Monday, May 31, 2010

Ragged Glory (with Crazy Horse)

So if the commercial and critical success of Freedom helped bring Neil back into the spotlight, the other major event that pulled him from the fringes was the rise of grunge music, a genre whose fuzzy, less-polished hard rock sound owed more than a little to Neil & the Horse. It's not for nothing that he's since been dubbed "The Godfather of Grunge." With groups like Nirvana and Pearl Jam acknowledging their debt to him, Neil found himself going from a pariah of the industry to something of an elder statesman to a vibrant new genre. And the irony is that, by releasing a relatively unadventurous throwback album, he released his most modern-sounding album in a good decade. Because pop music had finally caught up with him.

Ragged Glory is your proverbial latter-day Crazy Horse album: all fuzz-heavy, mid-tempo rock songs that doggedly chug along anywhere from under three minutes up to ten, depending on how much jamming Neil and co. embark on. The uninitiated may find the album repetitive and overlong, what with its relatively simple songwriting and production, stylistic uniformity and extended, indulgent track lengths. Horse fans, however, will understand that its not about tightly crafted pop tunes, it's about setting a tone and exploring the riff. The magic happens when Neil scribbles in the margins.

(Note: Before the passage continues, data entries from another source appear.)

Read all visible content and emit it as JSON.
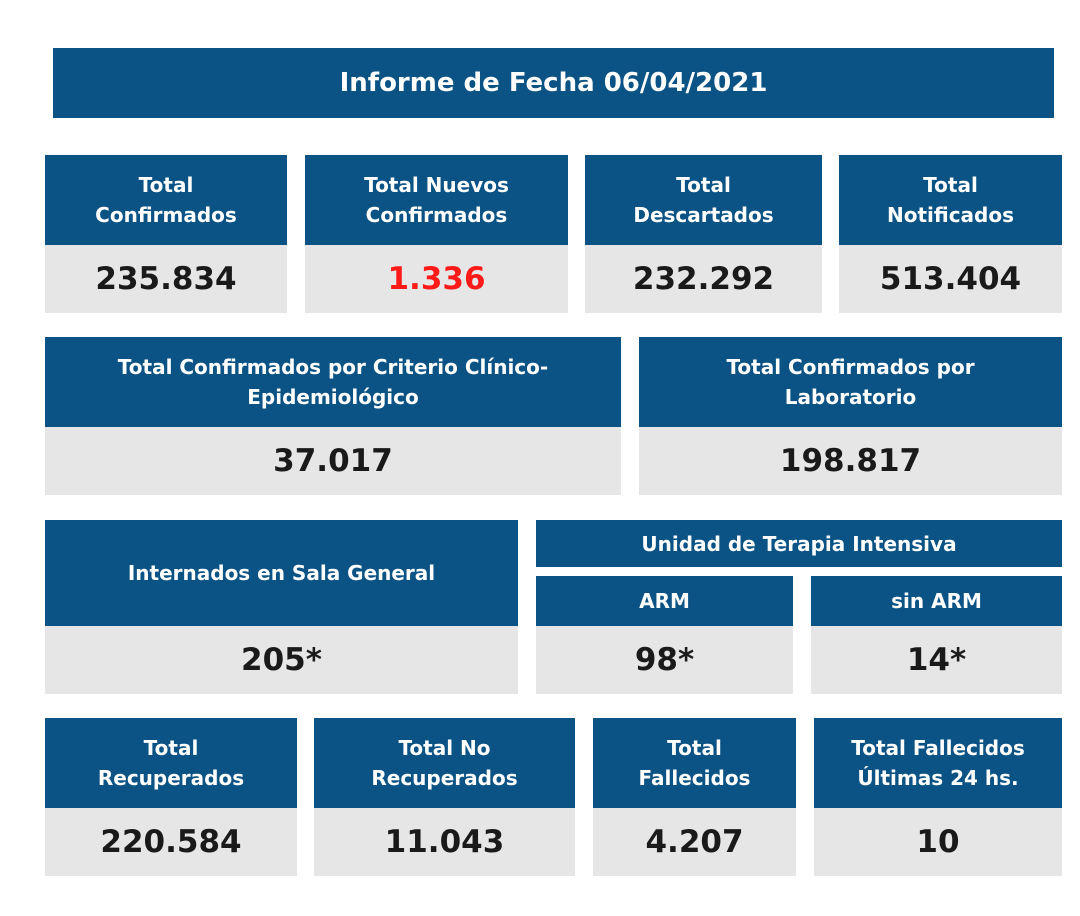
{
  "report_title": "Informe de Fecha 06/04/2021",
  "row1": [
    {
      "label": "Total\nConfirmados",
      "value": "235.834"
    },
    {
      "label": "Total Nuevos\nConfirmados",
      "value": "1.336",
      "value_color": "#ff1a1a"
    },
    {
      "label": "Total\nDescartados",
      "value": "232.292"
    },
    {
      "label": "Total\nNotificados",
      "value": "513.404"
    }
  ],
  "row2": [
    {
      "label": "Total Confirmados por Criterio Clínico-\nEpidemiológico",
      "value": "37.017"
    },
    {
      "label": "Total Confirmados por\nLaboratorio",
      "value": "198.817"
    }
  ],
  "row3": {
    "general": {
      "label": "Internados en Sala General",
      "value": "205*"
    },
    "uti": {
      "label": "Unidad de Terapia Intensiva",
      "arm": {
        "label": "ARM",
        "value": "98*"
      },
      "sin_arm": {
        "label": "sin ARM",
        "value": "14*"
      }
    }
  },
  "row4": [
    {
      "label": "Total\nRecuperados",
      "value": "220.584"
    },
    {
      "label": "Total No\nRecuperados",
      "value": "11.043"
    },
    {
      "label": "Total\nFallecidos",
      "value": "4.207"
    },
    {
      "label": "Total Fallecidos\nÚltimas 24 hs.",
      "value": "10"
    }
  ],
  "colors": {
    "header_bg": "#0b5384",
    "value_bg": "#e6e6e6",
    "highlight": "#ff1a1a"
  }
}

I won't lie, back in the day I had mostly dismissed Ragged Glory as too one-note. No surprise, coming back to it for "Journey Through the Past," I realized just how good that one note is. It's chock-full of catchy, hard rockin' jam songs; to name a few, "Country Home," "Love to Burn," "Over and Over," "Love and Only Love," and "White Line" are all minor classics. The album's one slightly experimental track, "Mother Earth (Natural Anthem)" isn't entirely successful, but its aesthetic will later be successfully used on a very interesting cover version of a classic folk song on the live album Weld. Ragged Glory is now my vote for the best, late-era Crazy Horse studio album, one that captures their noise and energy nearly as well as one of their live albums.

Rating: B +. Did I mention that there's a song called "Fuckin' Up"? That's got to be worth a few points right there.